The researchers say that their finding may prove helpful in improving the scientific understanding of how cells acquire their specialized states, and provide a strategy to efficiently reprogram mature cells back into the pluripotent state, an elusive step in stem cell research but one crucial to a range of potential clinical treatments.
AdvertisementThey conducted their research on mouse embryo cells, and found that a gene known as Chd1 loosens the packaging that normally protects DNA in the cell nucleus.
The research group say that this step, known as chromatin remodelling, allows the cell's protein-making machinery to gain access to the DNA, and transform progenitor cells into specialized cells and tissue, such as neurons, muscle and bone.
A number of genes are known to trigger chromatin remodelling, allowing small sections of DNA to become accessible in order to make specific proteins.
The scientists say that Chd1 is the first gene found to regulate a "global" loosening of the DNA in embryonic stem cells. The global condition sets the stage for turning on many different genes to make a broad range of specialized cells.
"Embryonic stem cells are characterized by this open state, but, up to now, we didn't know the mechanisms that maintain this state, or even if it is necessary for the full stem cell potential," Nature magazine quoted Alexandre Gaspar-Maia, lead author of the paper, as saying.
"We found that Chd1 is critical for both, and for allowing an efficient reprogramming.

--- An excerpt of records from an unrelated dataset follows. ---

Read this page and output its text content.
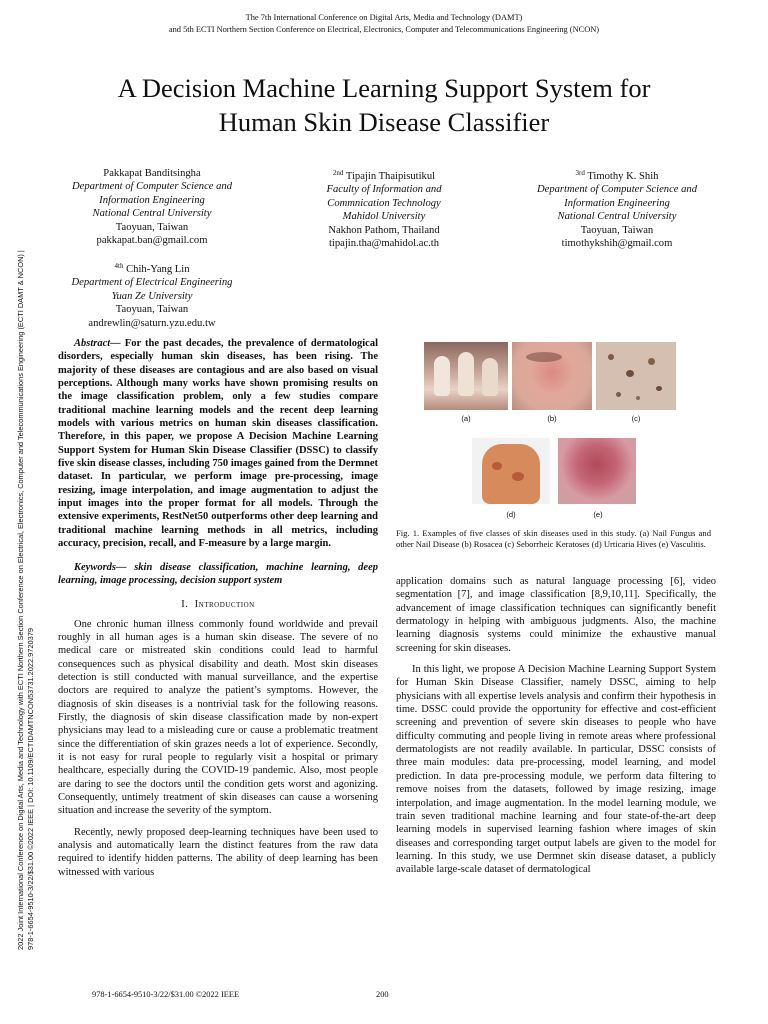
The 7th International Conference on Digital Arts, Media and Technology (DAMT)
and 5th ECTI Northern Section Conference on Electrical, Electronics, Computer and Telecommunications Engineering (NCON)
A Decision Machine Learning Support System for
Human Skin Disease Classifier
Pakkapat Banditsingha
Department of Computer Science and
Information Engineering
National Central University
Taoyuan, Taiwan
pakkapat.ban@gmail.com
$^{2nd}$ Tipajin Thaipisutikul
Faculty of Information and
Commnication Technology
Mahidol University
Nakhon Pathom, Thailand
tipajin.tha@mahidol.ac.th
$^{3rd}$ Timothy K. Shih
Department of Computer Science and
Information Engineering
National Central University
Taoyuan, Taiwan
timothykshih@gmail.com
$^{4th}$ Chih-Yang Lin
Department of Electrical Engineering
Yuan Ze University
Taoyuan, Taiwan
andrewlin@saturn.yzu.edu.tw

Abstract— For the past decades, the prevalence of dermatological disorders, especially human skin diseases, has been rising. The majority of these diseases are contagious and are also based on visual perceptions. Although many works have shown promising results on the image classification problem, only a few studies compare traditional machine learning models and the recent deep learning models with various metrics on human skin diseases classification. Therefore, in this paper, we propose A Decision Machine Learning Support System for Human Skin Disease Classifier (DSSC) to classify five skin disease classes, including 750 images gained from the Dermnet dataset. In particular, we perform image pre-processing, image resizing, image interpolation, and image augmentation to adjust the input images into the proper format for all models. Through the extensive experiments, RestNet50 outperforms other deep learning and traditional machine learning methods in all metrics, including accuracy, precision, recall, and F-measure by a large margin.

Keywords— skin disease classification, machine learning, deep learning, image processing, decision support system

I. Introduction

One chronic human illness commonly found worldwide and prevail roughly in all human ages is a human skin disease. The severe of no medical care or mistreated skin conditions could lead to harmful consequences such as physical disability and death. Most skin diseases detection is still conducted with manual surveillance, and the expertise doctors are required to analyze the patient’s symptoms. However, the diagnosis of skin diseases is a nontrivial task for the following reasons. Firstly, the diagnosis of skin disease classification made by non-expert physicians may lead to a misleading cure or cause a problematic treatment since the differentiation of skin grazes needs a lot of experience. Secondly, it is not easy for rural people to regularly visit a hospital or primary healthcare, especially during the COVID-19 pandemic. Also, most people are daring to see the doctors until the condition gets worst and agonizing. Consequently, untimely treatment of skin diseases can cause a worsening situation and increase the severity of the symptom.

Recently, newly proposed deep-learning techniques have been used to analysis and automatically learn the distinct features from the raw data required to identify hidden patterns. The ability of deep learning has been witnessed with various

(a)	(b)	(c)
(d)	(e)
Fig. 1. Examples of five classes of skin diseases used in this study. (a) Nail Fungus and other Nail Disease (b) Rosacea (c) Seborrheic Keratoses (d) Urticaria Hives (e) Vasculitis.

application domains such as natural language processing [6], video segmentation [7], and image classification [8,9,10,11]. Specifically, the advancement of image classification techniques can significantly benefit dermatology in helping with ambiguous judgments. Also, the machine learning diagnosis systems could minimize the exhaustive manual screening for skin diseases.

In this light, we propose A Decision Machine Learning Support System for Human Skin Disease Classifier, namely DSSC, aiming to help physicians with all expertise levels analysis and confirm their hypothesis in time. DSSC could provide the opportunity for effective and cost-efficient screening and prevention of severe skin diseases to people who have difficulty commuting and people living in remote areas where professional dermatologists are not readily available. In particular, DSSC consists of three main modules: data pre-processing, model learning, and model prediction. In data pre-processing module, we perform data filtering to remove noises from the datasets, followed by image resizing, image interpolation, and image augmentation. In the model learning module, we train seven traditional machine learning and four state-of-the-art deep learning models in supervised learning fashion where images of skin diseases and corresponding target output labels are given to the model for learning. In this study, we use Dermnet skin disease dataset, a publicly available large-scale dataset of dermatological

2022 Joint International Conference on Digital Arts, Media and Technology with ECTI Northern Section Conference on Electrical, Electronics, Computer and Telecommunications Engineering (ECTI DAMT & NCON) | 978-1-6654-9510-3/22/$31.00 ©2022 IEEE | DOI: 10.1109/ECTIDAMTNCON53731.2022.9720379
978-1-6654-9510-3/22/$31.00 ©2022 IEEE	200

Chd1 is important for allowing the normal differentiation process, and it is essential for playing the 'differentiation tape' backwards - bringing differentiated cells back to pluripotency," he added.
The scientists discovered the pivotal role of Chd1 by using the powerful technique of RNA interference (RNAi) to screen this gene, and 40 other candidate genes.
When the researchers silenced the gene by using the technique, embryonic stem cells could not make the full range of specialized cells.
In a laboratory test used to simulate normal cell specialization, the scientists detected no differentiation of cardiac muscle, and also no formation of a tissue known as primitive endoderm, which is essential for the embryo to survive and develop.
The researchers also found Chd1 to be necessary for the reprogramming of specialized cells back to the pluripotent stem cell state.
They are planning to further study chromatin remodelling in more detail to clarify what other molecules work in concert with the Chd1 gene to direct the process, hoping that this would aid efforts to increase the efficiency and safety of reprogramming cells.
According to them, their research may also shed light on how cells transition from one type to another, a process that happens normally during embryonic development and goes astray in cancer.
"We now know that Chd1 is essential, and, so far, appears unique in its global effect, but we expect that there are major players yet to be discovered," said senior author Ramalho-Santos, UCSF assistant professor of obstetrics, gynecology and reproductive sciences, and pathology.
"If we can understand how Chd1 works, that will also tell us more about how the cells regulate their precise specialization during development, and turn on their pluripotency program during reprogramming," Ramalho-Santos added.
Based on their findings, the researchers came to the conclusion that embryonic stem cells exist in a dynamic state, poised between the open condition that may assure the cell's full potential, and the more constrained state that allows only certain kinds of cells to progress.
Chd1, they say, is central to maintaining the open, pluripotent stem cell state.